Charkhi, 36, is a journalist based in the capital, Kabul, who is campaigning for a seat in Afghanistan’s new parliament. But in this mud-walled village in Logar, the home province she hopes to represent, Charkhi’s candidacy is such a challenge to tradition that she and her relatives, including her cousin Shah, have faced repeated threats.
“I’m not going to quit, because I want to show people that a woman should be able to do these things. But definitely I fear for my life. . . . The people who did this already have blood on their hands,” Charkhi said during a visit to Shah’s home, 50 miles south of Kabul. “I’m even more afraid that they will smear my reputation,” she added. “That would be worse than death.”
Charkhi’s situation underscores both the difficulties facing female candidates running for office in the Sept. 18 parliamentary elections and the determination many have expressed as they embark on an unprecedented bid for political power.
Even though many Afghan families still prohibit wives and daughters from showing their faces in public, 328 women are running for the lower house of parliament, where 68 of 249 seats have been set aside for female representatives. An additional 237 are running for seats on provincial councils that will in turn appoint a third of the upper house. Despite the traditional restrictions on women, the guaranteed quota of legislative seats for them has given political parties, tribal leaders and powerful families an incentive to promote female candidates whom they might otherwise have ignored—or even banned from running.

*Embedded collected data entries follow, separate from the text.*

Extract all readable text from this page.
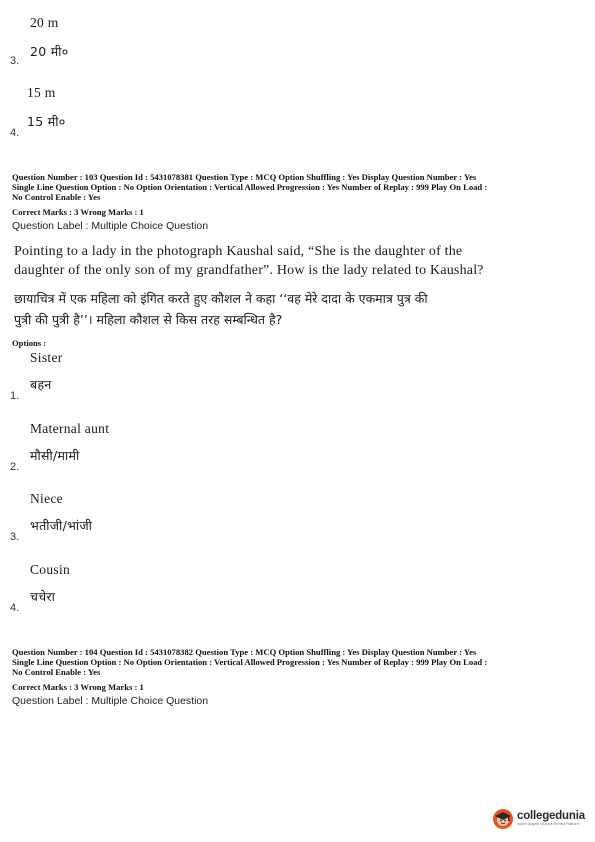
20 m
3.
20 मी०
15 m
4.
15 मी०
Question Number : 103 Question Id : 5431078381 Question Type : MCQ Option Shuffling : Yes Display Question Number : Yes
Single Line Question Option : No Option Orientation : Vertical Allowed Progression : Yes Number of Replay : 999 Play On Load :
No Control Enable : Yes
Correct Marks : 3 Wrong Marks : 1
Question Label : Multiple Choice Question
Pointing to a lady in the photograph Kaushal said, “She is the daughter of the
daughter of the only son of my grandfather”. How is the lady related to Kaushal?
छायाचित्र में एक महिला को इंगित करते हुए कौशल ने कहा ‘‘वह मेरे दादा के एकमात्र पुत्र की
पुत्री की पुत्री है’’। महिला कौशल से किस तरह सम्बन्धित है?
Options :
Sister
बहन
1.
Maternal aunt
मौसी/मामी
2.
Niece
भतीजी/भांजी
3.
Cousin
चचेरा
4.
Question Number : 104 Question Id : 5431078382 Question Type : MCQ Option Shuffling : Yes Display Question Number : Yes
Single Line Question Option : No Option Orientation : Vertical Allowed Progression : Yes Number of Replay : 999 Play On Load :
No Control Enable : Yes
Correct Marks : 3 Wrong Marks : 1
Question Label : Multiple Choice Question
collegedunia
India's largest Student Review Platform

“There is quite a bit of support for women running in the parliamentary elections—much more than we expected,” noted Rina Amiri, a U.N. political affairs officer who is monitoring the elections. Yet female candidates in provinces across the country have complained of receiving phone calls and letters threatening them with death if they don’t withdraw.
In southern Helmand province, U.N. officials are investigating reports of letters circulating that offer a $4,000 reward for killing female candidates. In southeastern Zabol province, unknown gunmen tried to hijack a car belonging to Zarmina Pathan, a candidate and employee of a local aid organization. Afghan and U.N. officials said they are investigating whether the attack was a routine crime or an attempt to intimidate her.
In Logar, Charkhi is not the only female candidate to face threats. Zobaida Stanekzai, 52, a school supervisor running for parliament, said she has little doubt about the motives of whoever set fire to the door of her mud-walled home several weeks ago. “They were trying to scare me into dropping out,” said Stanekzai, whose home was also attacked with a grenade last year when she took a job registering women to vote in the presidential election. “But my decision to be a candidate is unshakable.”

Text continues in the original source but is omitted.